Marc Tessier a indiqué que le rapport mentionne que le processus engagé crée un écosystème capable de répondre à la forte demande en matière de numérisation. Le rapport n’a pas voulu entrer dans les problèmes relatifs à la qualité de la numérisation, objets de nombreux débats au sein de la BnF.
Théo Hoffenberg, PDG Reverso Softissimo a indiqué que dans le domaine de la traduction, comme dans le domaine de la cartographie, se pose également le problème de la position dominante de Google. Il a aussi souligné l’importance de la réflexion éditoriale dans ce type de projet et la nécessité de prendre en compte les pratiques des utilisateurs, comme cela a été le cas avec le site web de l’INA, auquel Softissimo a collaboré. La réflexion sur la navigation doit être menée avec des communautés d’utilisateurs autour de la pratique du livre. Dans ce cadre, en ce qui concerne l’indexation, il n’y a pas de moyen d’imposer à Google des règles par la régulation ou de l’influencer sur cette question.
Marc Tessier s’interroge : doit-on engager une action contre Google concernant la position dominante de cet acteur ? La force de cet acteur a été de proposer l’interface de son moteur dans toutes les langues. Il ne faut pas se tromper de discours : de nombreux pays, y compris européens, s’accommodent très bien des offres de Google.
Catherine Thiolon, Directeur du développement numérique des Editions Quae, a indiqué que l’on se trouve aujourd’hui devant une situation paradoxale. Nous changeons d’échelle avec le grand emprunt, mais les centres de décision et d’aide financière semblent bloqués. Tous les projets sont en attente et nous risquons d’avoir une année blanche dans le monde de l’édition numérique, ce qui n’est pas neutre compte tenu de la vitesse du développement du livre numérique. Cette initiative du grand emprunt risque qu’être contre- productive.

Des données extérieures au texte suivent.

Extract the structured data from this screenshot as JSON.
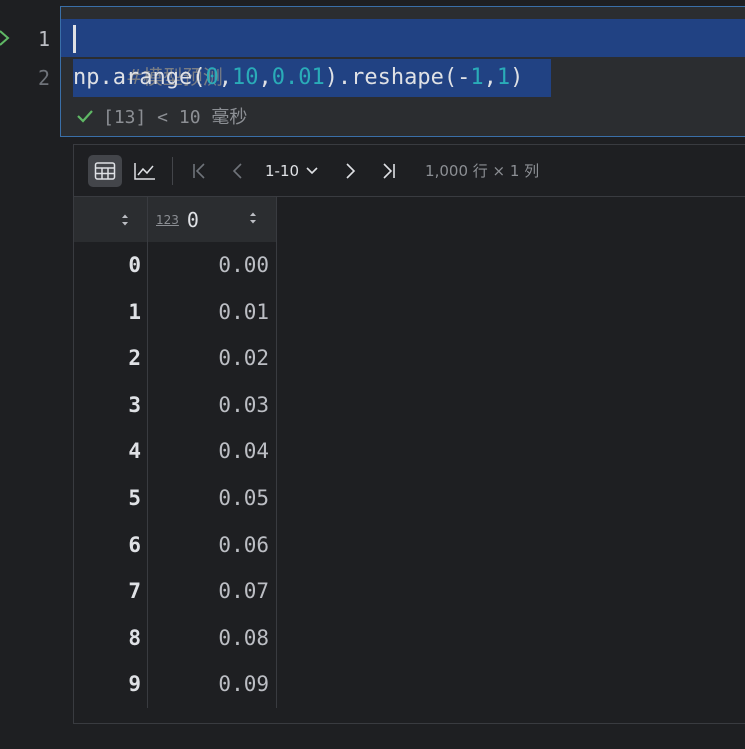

Marc Tessier a souligné que la mise en œuvre du grand emprunt sur ces questions est loin d’être évidente. Doit-on parler de crédit (25% des sommes évoquées) ou de subventions (75% des dotations devraient être remboursées) ? Il faut générer des flux de contenus et développer des partenariats public/privé.
Patrick Brébion, journaliste à Archimag a rappelé le contexte de l’accord entre Google et la Bibliothèque municipale de Lyon : Google dispose de l’exclusivité de la numérisation des ouvrages de la bibliothèque de Lyon et de l’exclusivité commerciale. Marc Tessier est revenu sur les conditions de cet accord, qualifié d’ « erreur » par le Ministre de la Culture.
L’intervention de Michel Valensi, Directeur des Editions de l’Eclat, a enrichi le débat, en apportant un autre regard d’un éditeur sur Google. Les éditions de l’Eclat ont passé dès 2005 un accord avec Google (dit programme partenaires de Google Livres) pour la numérisation de leurs ouvrages sous droits. Cet accord laisse la liberté à l’éditeur de sélectionner les parties rendues visibles à partir du moteur de recherche, sans contrainte économique. Cet accord permet une excellente visibilité des ouvrages sur le moteur de recherche et permet de renvoyer ensuite vers des librairies où l’ouvrage peut être acheté. Google a associé une profession absente de ce débat : la librairie. Google au début de cette activité a passé des accords avec les grands acteurs mais aussi, des librairies indépendantes. Après 5 ans d’expérience, les conclusions de cet accord sont très positives : la visibilité des ouvrages des Editions de l’Eclat a permet de décupler les ventes papier. Ce modèle de contractualisation avec Google devrait être creusé.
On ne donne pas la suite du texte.